Chapter 8: Gratitude

Attending to, befriending and surrendering to grief, we are surprised to discover a profound gratitude for life.

—Miriam Greenspan, The Wisdom in Dark Emotions, 2017: 4.

Gratitude is the second Gateway of Wisdom on the healing path after Acceptance. Keeping close to one we love after they have died can help us to access and express gratitude for what we had, what was lost, and what remains.

Losing Karl and finding Karl

My life has been destroyed. I have lost everything: all my identities, my whole present, my profession, my future, and my precious love. All I can do is weep. What on Earth is there to be thankful for?

These are my initial thoughts, and I’m sure many readers can relate to them. Isn’t gratitude a ridiculous response to such a disaster? Does that sound familiar to you? Where’s the place for gratitude in such a shocking tragedy?

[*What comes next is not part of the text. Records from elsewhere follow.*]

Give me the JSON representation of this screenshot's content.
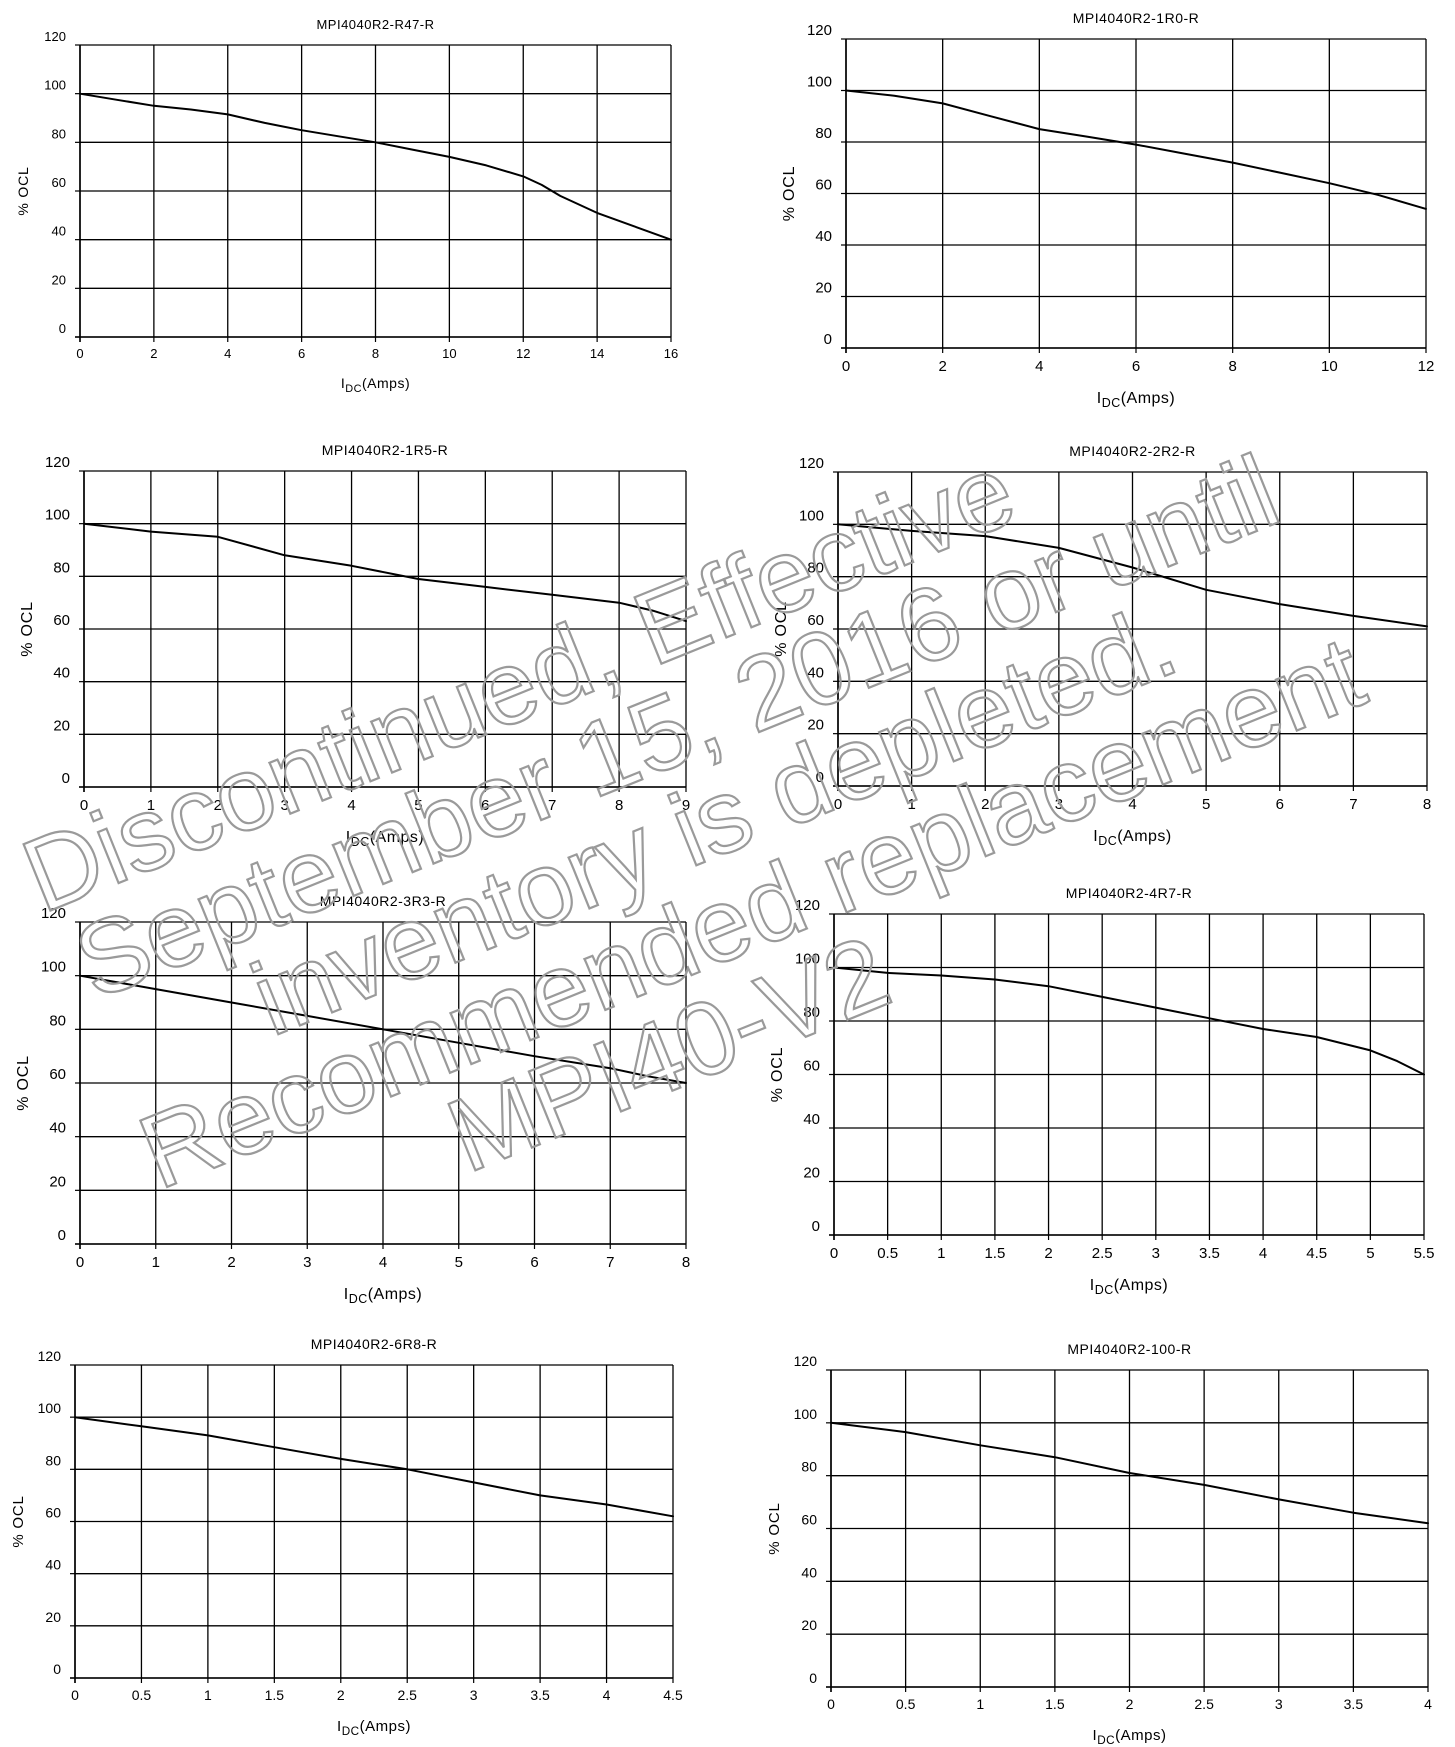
{
  "chart_data": [
    {
      "type": "line",
      "title": "MPI4040R2-R47-R",
      "xlabel_main": "I",
      "xlabel_sub": "DC",
      "xlabel_tail": "(Amps)",
      "ylabel": "% OCL",
      "xlim": [
        0,
        16
      ],
      "ylim": [
        0,
        120
      ],
      "xticks": [
        0,
        2,
        4,
        6,
        8,
        10,
        12,
        14,
        16
      ],
      "xtick_labels": [
        "0",
        "2",
        "4",
        "6",
        "8",
        "10",
        "12",
        "14",
        "16"
      ],
      "yticks": [
        0,
        20,
        40,
        60,
        80,
        100,
        120
      ],
      "ytick_labels": [
        "0",
        "20",
        "40",
        "60",
        "80",
        "100",
        "120"
      ],
      "grid": true,
      "series": [
        {
          "x": [
            0,
            1,
            2,
            3,
            4,
            5,
            6,
            7,
            8,
            9,
            10,
            11,
            12,
            12.5,
            13,
            14,
            15,
            16
          ],
          "y": [
            100,
            97.5,
            95,
            93.5,
            91.5,
            88,
            85,
            82.5,
            80,
            77,
            74,
            70.5,
            66,
            62.5,
            58,
            51,
            45.5,
            40
          ]
        }
      ]
    },
    {
      "type": "line",
      "title": "MPI4040R2-1R0-R",
      "xlabel_main": "I",
      "xlabel_sub": "DC",
      "xlabel_tail": "(Amps)",
      "ylabel": "% OCL",
      "xlim": [
        0,
        12
      ],
      "ylim": [
        0,
        120
      ],
      "xticks": [
        0,
        2,
        4,
        6,
        8,
        10,
        12
      ],
      "xtick_labels": [
        "0",
        "2",
        "4",
        "6",
        "8",
        "10",
        "12"
      ],
      "yticks": [
        0,
        20,
        40,
        60,
        80,
        100,
        120
      ],
      "ytick_labels": [
        "0",
        "20",
        "40",
        "60",
        "80",
        "100",
        "120"
      ],
      "grid": true,
      "series": [
        {
          "x": [
            0,
            1,
            2,
            3,
            4,
            5,
            6,
            7,
            8,
            9,
            10,
            11,
            12
          ],
          "y": [
            100,
            98,
            95,
            90,
            85,
            82,
            79,
            75.5,
            72,
            68,
            64,
            59.5,
            54
          ]
        }
      ]
    },
    {
      "type": "line",
      "title": "MPI4040R2-1R5-R",
      "xlabel_main": "I",
      "xlabel_sub": "DC",
      "xlabel_tail": "(Amps)",
      "ylabel": "% OCL",
      "xlim": [
        0,
        9
      ],
      "ylim": [
        0,
        120
      ],
      "xticks": [
        0,
        1,
        2,
        3,
        4,
        5,
        6,
        7,
        8,
        9
      ],
      "xtick_labels": [
        "0",
        "1",
        "2",
        "3",
        "4",
        "5",
        "6",
        "7",
        "8",
        "9"
      ],
      "yticks": [
        0,
        20,
        40,
        60,
        80,
        100,
        120
      ],
      "ytick_labels": [
        "0",
        "20",
        "40",
        "60",
        "80",
        "100",
        "120"
      ],
      "grid": true,
      "series": [
        {
          "x": [
            0,
            1,
            2,
            3,
            4,
            5,
            6,
            7,
            7.5,
            8,
            8.5,
            9
          ],
          "y": [
            100,
            97,
            95,
            88,
            84,
            79,
            76,
            73,
            71.5,
            70,
            67,
            63
          ]
        }
      ]
    },
    {
      "type": "line",
      "title": "MPI4040R2-2R2-R",
      "xlabel_main": "I",
      "xlabel_sub": "DC",
      "xlabel_tail": "(Amps)",
      "ylabel": "% OCL",
      "xlim": [
        0,
        8
      ],
      "ylim": [
        0,
        120
      ],
      "xticks": [
        0,
        1,
        2,
        3,
        4,
        5,
        6,
        7,
        8
      ],
      "xtick_labels": [
        "0",
        "1",
        "2",
        "3",
        "4",
        "5",
        "6",
        "7",
        "8"
      ],
      "yticks": [
        0,
        20,
        40,
        60,
        80,
        100,
        120
      ],
      "ytick_labels": [
        "0",
        "20",
        "40",
        "60",
        "80",
        "100",
        "120"
      ],
      "grid": true,
      "series": [
        {
          "x": [
            0,
            1,
            2,
            3,
            4,
            5,
            6,
            7,
            8
          ],
          "y": [
            100,
            97.5,
            95.5,
            91,
            83.5,
            75,
            69.5,
            65,
            61
          ]
        }
      ]
    },
    {
      "type": "line",
      "title": "MPI4040R2-3R3-R",
      "xlabel_main": "I",
      "xlabel_sub": "DC",
      "xlabel_tail": "(Amps)",
      "ylabel": "% OCL",
      "xlim": [
        0,
        8
      ],
      "ylim": [
        0,
        120
      ],
      "xticks": [
        0,
        1,
        2,
        3,
        4,
        5,
        6,
        7,
        8
      ],
      "xtick_labels": [
        "0",
        "1",
        "2",
        "3",
        "4",
        "5",
        "6",
        "7",
        "8"
      ],
      "yticks": [
        0,
        20,
        40,
        60,
        80,
        100,
        120
      ],
      "ytick_labels": [
        "0",
        "20",
        "40",
        "60",
        "80",
        "100",
        "120"
      ],
      "grid": true,
      "series": [
        {
          "x": [
            0,
            1,
            2,
            3,
            4,
            5,
            6,
            7,
            7.5,
            8
          ],
          "y": [
            100,
            95,
            90,
            85,
            80,
            75,
            70,
            65.5,
            62.5,
            60
          ]
        }
      ]
    },
    {
      "type": "line",
      "title": "MPI4040R2-4R7-R",
      "xlabel_main": "I",
      "xlabel_sub": "DC",
      "xlabel_tail": "(Amps)",
      "ylabel": "% OCL",
      "xlim": [
        0,
        5.5
      ],
      "ylim": [
        0,
        120
      ],
      "xticks": [
        0,
        0.5,
        1,
        1.5,
        2,
        2.5,
        3,
        3.5,
        4,
        4.5,
        5,
        5.5
      ],
      "xtick_labels": [
        "0",
        "0.5",
        "1",
        "1.5",
        "2",
        "2.5",
        "3",
        "3.5",
        "4",
        "4.5",
        "5",
        "5.5"
      ],
      "yticks": [
        0,
        20,
        40,
        60,
        80,
        100,
        120
      ],
      "ytick_labels": [
        "0",
        "20",
        "40",
        "60",
        "80",
        "100",
        "120"
      ],
      "grid": true,
      "series": [
        {
          "x": [
            0,
            0.5,
            1,
            1.5,
            2,
            2.5,
            3,
            3.5,
            4,
            4.5,
            5,
            5.25,
            5.5
          ],
          "y": [
            100,
            98,
            97,
            95.5,
            93,
            89,
            85,
            81,
            77,
            74,
            69,
            65,
            60
          ]
        }
      ]
    },
    {
      "type": "line",
      "title": "MPI4040R2-6R8-R",
      "xlabel_main": "I",
      "xlabel_sub": "DC",
      "xlabel_tail": "(Amps)",
      "ylabel": "% OCL",
      "xlim": [
        0,
        4.5
      ],
      "ylim": [
        0,
        120
      ],
      "xticks": [
        0,
        0.5,
        1,
        1.5,
        2,
        2.5,
        3,
        3.5,
        4,
        4.5
      ],
      "xtick_labels": [
        "0",
        "0.5",
        "1",
        "1.5",
        "2",
        "2.5",
        "3",
        "3.5",
        "4",
        "4.5"
      ],
      "yticks": [
        0,
        20,
        40,
        60,
        80,
        100,
        120
      ],
      "ytick_labels": [
        "0",
        "20",
        "40",
        "60",
        "80",
        "100",
        "120"
      ],
      "grid": true,
      "series": [
        {
          "x": [
            0,
            0.5,
            1,
            1.5,
            2,
            2.5,
            3,
            3.5,
            4,
            4.5
          ],
          "y": [
            100,
            96.5,
            93,
            88.5,
            84,
            80,
            75,
            70,
            66.5,
            62
          ]
        }
      ]
    },
    {
      "type": "line",
      "title": "MPI4040R2-100-R",
      "xlabel_main": "I",
      "xlabel_sub": "DC",
      "xlabel_tail": "(Amps)",
      "ylabel": "% OCL",
      "xlim": [
        0,
        4
      ],
      "ylim": [
        0,
        120
      ],
      "xticks": [
        0,
        0.5,
        1,
        1.5,
        2,
        2.5,
        3,
        3.5,
        4
      ],
      "xtick_labels": [
        "0",
        "0.5",
        "1",
        "1.5",
        "2",
        "2.5",
        "3",
        "3.5",
        "4"
      ],
      "yticks": [
        0,
        20,
        40,
        60,
        80,
        100,
        120
      ],
      "ytick_labels": [
        "0",
        "20",
        "40",
        "60",
        "80",
        "100",
        "120"
      ],
      "grid": true,
      "series": [
        {
          "x": [
            0,
            0.5,
            1,
            1.5,
            2,
            2.5,
            3,
            3.5,
            4
          ],
          "y": [
            100,
            96.5,
            91.5,
            87,
            81,
            76.5,
            71,
            66,
            62
          ]
        }
      ]
    }
  ],
  "watermark": {
    "lines": [
      "Discontinued, Effective",
      "September 15, 2016 or until",
      "inventory is depleted.",
      "Recommended replacement",
      "MPI40-V2"
    ],
    "color": "#9a9a9a"
  }
}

Well, my experience is that staying connected to our loved one can allow us to find gratitude, as we sense their comfort and hear support and find guidance in their words. To my astonishment, I discover that losing Karl was also about finding Karl. As I traverse the rough terrain of grief, my loved one becomes my guiding star.

As we approach the Gratitude Gateway, painful and conflicting emotions will almost certainly arise.

Acceptance is tough enough.

So much harsh reality.

I stumble through that rugged Acceptance terrain. And now, I am supposed to feel grateful?

Are you kidding?

But there is no escaping the task of engaging with gratitude and passing through that Gateway into its terrain, for gratitude is an essential component of healing grief. It is the bedrock of most healing practices, including this one. Forming a close bond with my Beloved shortly after he died and persisting in communicating with him opens me to gratitude. I am confident that it can have the same effect on others.

My experience reveals that, as we grieve, learning to dwell in a state of gratitude can help us with the challenging but necessary work of reframing hurtful acts and deep losses as experiences to be grateful for.